Manager FQDN Lookup Failure alarm on NSX UI
search cancel

Manager FQDN Lookup Failure alarm on NSX UI

book

Article ID: 345419

calendar_today

Updated On:

Products

VMware NSX

Issue/Introduction

The /usr/bin/dig command runs periodically for manager's FQDN resolution when the manager's FQDNs publish state is set to true.
The output of this lookup if successful, is collected by the metric collector at regular intervals and is reported to the whiteboard, according to which the alarm state is set to true (if FQDN lookup fails) or False (if FQDN lookup succeeds).

In case the FQDN lookup has failed and the metric-collector is in a hung state, the alarm will appear on the NSX UI.
The FQDN lookup failure causes the raised alarm. And then the hanging metric when the long execution happened, makes the FQDN lookup to not execute again and the alarm cannot be cleared.

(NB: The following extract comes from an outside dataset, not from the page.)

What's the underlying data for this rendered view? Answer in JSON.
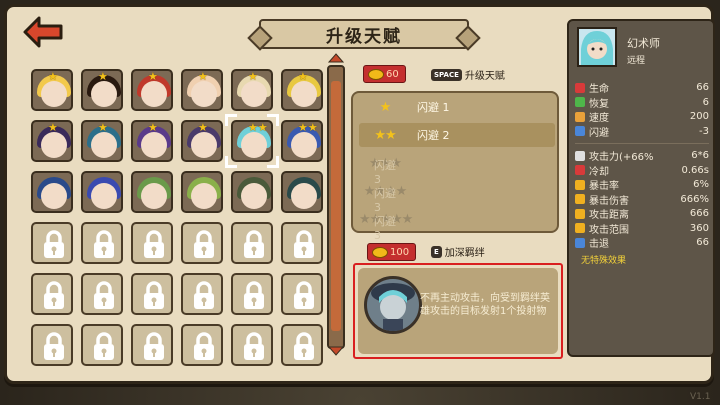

  • Manager FQDN Lookup Failure Error appears on NSX UI and we are not able to clear the same.
  • When the alarm state is changed to resolved manually, they soon reappear on the UI in an Open state.
  • The nslookup, host and dig commands work fine for the name resolution of manager's FQDN when tried manually, can be verified with:
nslookup <nsx-manager-FQDN> 
dig <nsx-manager-FQDN>
host <nsx-manager-FQDN>
 
NOTE: 
"dig" command has been introduced in NSX-T Data Center 3.2.3 onwards. Depending on the codes, the edge nodes can use usr/bin/getent hosts or nslookup commands to resolve the FQDN if dig is not present.
The priority of the commands is:  dig, nslookup and “usr/bin/getent hosts”. hosts file is not in use in NSX-T Data Center 3.2.3 or higher.
ESXi hosts use nslookup.
 
  • When the node tries to resolve the manager's FQDN, it runs the resolution with username as nsx-sha.
  • The manual resolution of the same works fine as well:
runuser -m nsx-sha -c "sudo /usr/bin/dig nsx-mngr-01.example.com" >>>>>>>>>>> Failure of this command doesn’t mean a real issue.
The exact command can be verified from syslog after enabling DEBUG level logging for nsx-sha: 
/opt/vmware/nsx-netopa/bin/sha-appctl -c set_log_level --level debug


Environment

VMware NSX Data Center 3.2.3

Cause

When execution time becomes longer than check interval, the metric-collector can go into a hung state, and may not trigger any new metric collection again:
 
syslog.20.gz:2023-10-30T10:30:16.088Z nsx-mngr-01.example.com NSX 1101 - [nsx@6876 comp="nsx-edge" subcomp="nsx-sha" username="nsx-sha" level="WARNING" s2comp=metric-collector"] Metric nsx.communication.manager-fqdn-lookup-failure-status last execution <Future at 0x69dec02116d0 state=running> not complete, running for 60.06313226791099 secs

This will result in the FQDN Lookup Failure alarms on NSX UI that cannot be cleared.
The above log shows the metric collector in a running state, and we will not see any further metric collector logs for FQDN Lookup.

Resolution

Issue is resolved in VMware NSX-T Data Center 3.2.4, available at Broadcom downloads.
 
The metric collector hang issue doesn't exist in NSX 4.0, including 4.0.1 and 4.0.2, or higher.

Workaround:
Restart nsx-sha service from the node which will trigger the metric-collection again:
/etc/init.d/nsx-sha restart

Additional Information

Impact/Risks:
The alarms "Manager FQDN Lookup Failure" will remain in Open state in NSX UI.